The governor had some serious star power shining during the bill-signing ceremony, which was attended by entertainment-industry power couple Jennifer López and Marc Anthony. The Puerto Rican singer-actors are reportedly looking to build a top-notch studio on the island, with potential sites including Dorado, Toa Baja and Fajardo.
“This is for you, so Puerto Rico can do it better in the realm of film,” Fortuño said to filmmakers and students at the College of Cinematography, Arts & Television in Bayamón.
The new Film Industry Economic Incentives Law improves on the current available incentives to increase the number of film projects produced in Puerto Rico.
The new law expands the definition of eligible projects to include documentaries, film shorts, music videos, video games and the filming of live shows, among others. It also increases the amount of the tax credit to 25% from 20% for related infrastructure projects, such as recording or transmission studies, subject to a minimum $5 million investment. Studio operators who qualify will get a special tax rate of between 4% and 10% on earnings, complete exemption on dividends, plus exemptions against municipal and property taxes.
Anthony and López were mum Friday on potential plans to build a state-of-the-art soundstage to attract more A-list movies and TV shows to the island.

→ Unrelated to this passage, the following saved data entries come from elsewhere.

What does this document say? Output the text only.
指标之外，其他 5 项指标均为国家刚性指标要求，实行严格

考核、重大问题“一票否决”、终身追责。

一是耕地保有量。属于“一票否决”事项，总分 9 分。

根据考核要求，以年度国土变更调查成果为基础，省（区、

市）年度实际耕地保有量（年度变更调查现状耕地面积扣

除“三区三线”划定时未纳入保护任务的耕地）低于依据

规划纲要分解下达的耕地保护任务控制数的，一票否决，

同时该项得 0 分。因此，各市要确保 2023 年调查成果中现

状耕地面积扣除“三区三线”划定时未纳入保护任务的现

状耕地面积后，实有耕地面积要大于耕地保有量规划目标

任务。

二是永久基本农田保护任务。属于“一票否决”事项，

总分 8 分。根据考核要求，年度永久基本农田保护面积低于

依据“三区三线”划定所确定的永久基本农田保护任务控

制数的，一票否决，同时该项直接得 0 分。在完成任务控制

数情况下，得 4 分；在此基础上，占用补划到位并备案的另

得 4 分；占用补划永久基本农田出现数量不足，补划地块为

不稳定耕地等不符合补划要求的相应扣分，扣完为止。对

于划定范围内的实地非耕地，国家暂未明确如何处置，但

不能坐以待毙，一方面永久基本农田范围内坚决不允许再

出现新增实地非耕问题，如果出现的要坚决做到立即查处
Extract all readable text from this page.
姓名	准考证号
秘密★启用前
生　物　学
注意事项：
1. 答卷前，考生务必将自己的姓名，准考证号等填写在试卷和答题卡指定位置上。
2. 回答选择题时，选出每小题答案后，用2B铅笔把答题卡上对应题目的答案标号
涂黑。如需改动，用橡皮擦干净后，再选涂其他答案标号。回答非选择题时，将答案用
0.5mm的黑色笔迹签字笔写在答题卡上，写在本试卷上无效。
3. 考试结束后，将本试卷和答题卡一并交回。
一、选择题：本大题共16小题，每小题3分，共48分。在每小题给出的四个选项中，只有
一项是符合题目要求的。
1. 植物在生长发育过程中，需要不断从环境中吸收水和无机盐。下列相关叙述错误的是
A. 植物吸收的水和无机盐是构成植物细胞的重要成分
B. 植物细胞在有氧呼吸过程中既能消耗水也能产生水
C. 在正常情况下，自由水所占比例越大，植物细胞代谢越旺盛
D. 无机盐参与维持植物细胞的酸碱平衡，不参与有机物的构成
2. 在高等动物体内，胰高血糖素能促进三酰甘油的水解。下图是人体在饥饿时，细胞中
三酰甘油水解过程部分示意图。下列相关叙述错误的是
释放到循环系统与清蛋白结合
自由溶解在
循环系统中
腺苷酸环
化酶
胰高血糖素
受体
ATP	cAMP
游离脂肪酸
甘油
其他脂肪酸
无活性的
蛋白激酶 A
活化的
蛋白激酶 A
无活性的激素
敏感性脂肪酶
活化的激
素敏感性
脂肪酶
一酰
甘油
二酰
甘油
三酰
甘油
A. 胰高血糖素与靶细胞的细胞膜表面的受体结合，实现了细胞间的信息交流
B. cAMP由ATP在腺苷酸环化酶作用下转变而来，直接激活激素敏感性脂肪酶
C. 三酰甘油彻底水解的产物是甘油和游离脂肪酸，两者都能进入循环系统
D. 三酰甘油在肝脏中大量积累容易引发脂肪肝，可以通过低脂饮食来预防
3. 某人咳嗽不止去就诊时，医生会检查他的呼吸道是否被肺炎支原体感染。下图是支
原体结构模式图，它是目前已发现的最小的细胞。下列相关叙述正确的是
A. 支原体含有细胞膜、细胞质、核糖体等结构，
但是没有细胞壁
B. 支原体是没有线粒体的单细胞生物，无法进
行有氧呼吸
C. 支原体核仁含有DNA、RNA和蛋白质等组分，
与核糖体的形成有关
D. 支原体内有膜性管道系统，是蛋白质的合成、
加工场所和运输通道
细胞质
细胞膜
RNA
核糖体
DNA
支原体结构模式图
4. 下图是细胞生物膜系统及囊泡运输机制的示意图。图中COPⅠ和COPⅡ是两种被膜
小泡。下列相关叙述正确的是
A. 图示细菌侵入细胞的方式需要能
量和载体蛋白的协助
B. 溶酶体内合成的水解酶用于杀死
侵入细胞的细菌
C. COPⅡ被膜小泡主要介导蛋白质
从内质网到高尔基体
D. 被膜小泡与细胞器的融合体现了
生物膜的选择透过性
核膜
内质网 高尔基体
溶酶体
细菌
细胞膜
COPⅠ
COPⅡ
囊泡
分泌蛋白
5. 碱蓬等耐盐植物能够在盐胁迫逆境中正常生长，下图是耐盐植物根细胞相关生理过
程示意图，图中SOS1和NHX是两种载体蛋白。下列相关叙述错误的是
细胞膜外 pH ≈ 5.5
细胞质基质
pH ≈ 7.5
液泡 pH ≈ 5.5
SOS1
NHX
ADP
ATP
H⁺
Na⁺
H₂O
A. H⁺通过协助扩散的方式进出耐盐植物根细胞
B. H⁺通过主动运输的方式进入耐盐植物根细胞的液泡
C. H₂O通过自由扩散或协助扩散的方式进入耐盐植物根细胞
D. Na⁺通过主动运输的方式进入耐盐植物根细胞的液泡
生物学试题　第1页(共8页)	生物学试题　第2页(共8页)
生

Anthony praised the Fortuño administration for updating the film incentives law.
“Thank you for giving us the opportunity to bear witness and be counted on this historic day,” said Anthony, adding that all producers have their eyes on the island.
“We have always believed in the potential of Puerto Rico,” López said.
The legislation also creates the concept of “Film Development Zones,” which will provide incentives for the establishment of world-class film-production studios.
The law, which replaces one initially passed in 1999, establishes a system of tax decrees very similar to what the island government offers the industrial and manufacturing sectors.
In 2009, the film industry generated $118 million in economic activity. In 2010, 12 projects were filmed on the island, creating 17,528 jobs and 22,671 hotel nights. A dozen movies, TV series and documentaries shot in Puerto Rico last year pumped another $70 million into the island economy, according to Puerto Rico Film Commission Executive Director Mariella Pérez Serrano.
The new law requires film projects to pay the government 1% of production costs up to $250,000 that qualify for the incentives. The money deposited in the Film Industry Economic Incentives Fund will go toward managing the law, covering Film Commission expenses and helping spur the local film industry.
The tax credits slated to be awarded are the equivalent of 25% of the cost of an infrastructure project and 40% of the production costs as certified by an auditor. The incentives also include a 20% tax credit on the costs of hiring nonresident talent.
The tax credits are subject to a $50 million limit, which can be increased upon certain conditions, such as if the project is taking place in a film-development zone or the amount spent by a major studio in a film-development zone exceeds $200 million.
The film or infrastructure projects also will be given special tax treatment. For instance, a major-studio project, whose budget is $100 million, will pay taxes at a 4% rate, while the operator of a regular studio, whose budget for a project is $50 million, will be subject to taxes of 6% to 10%.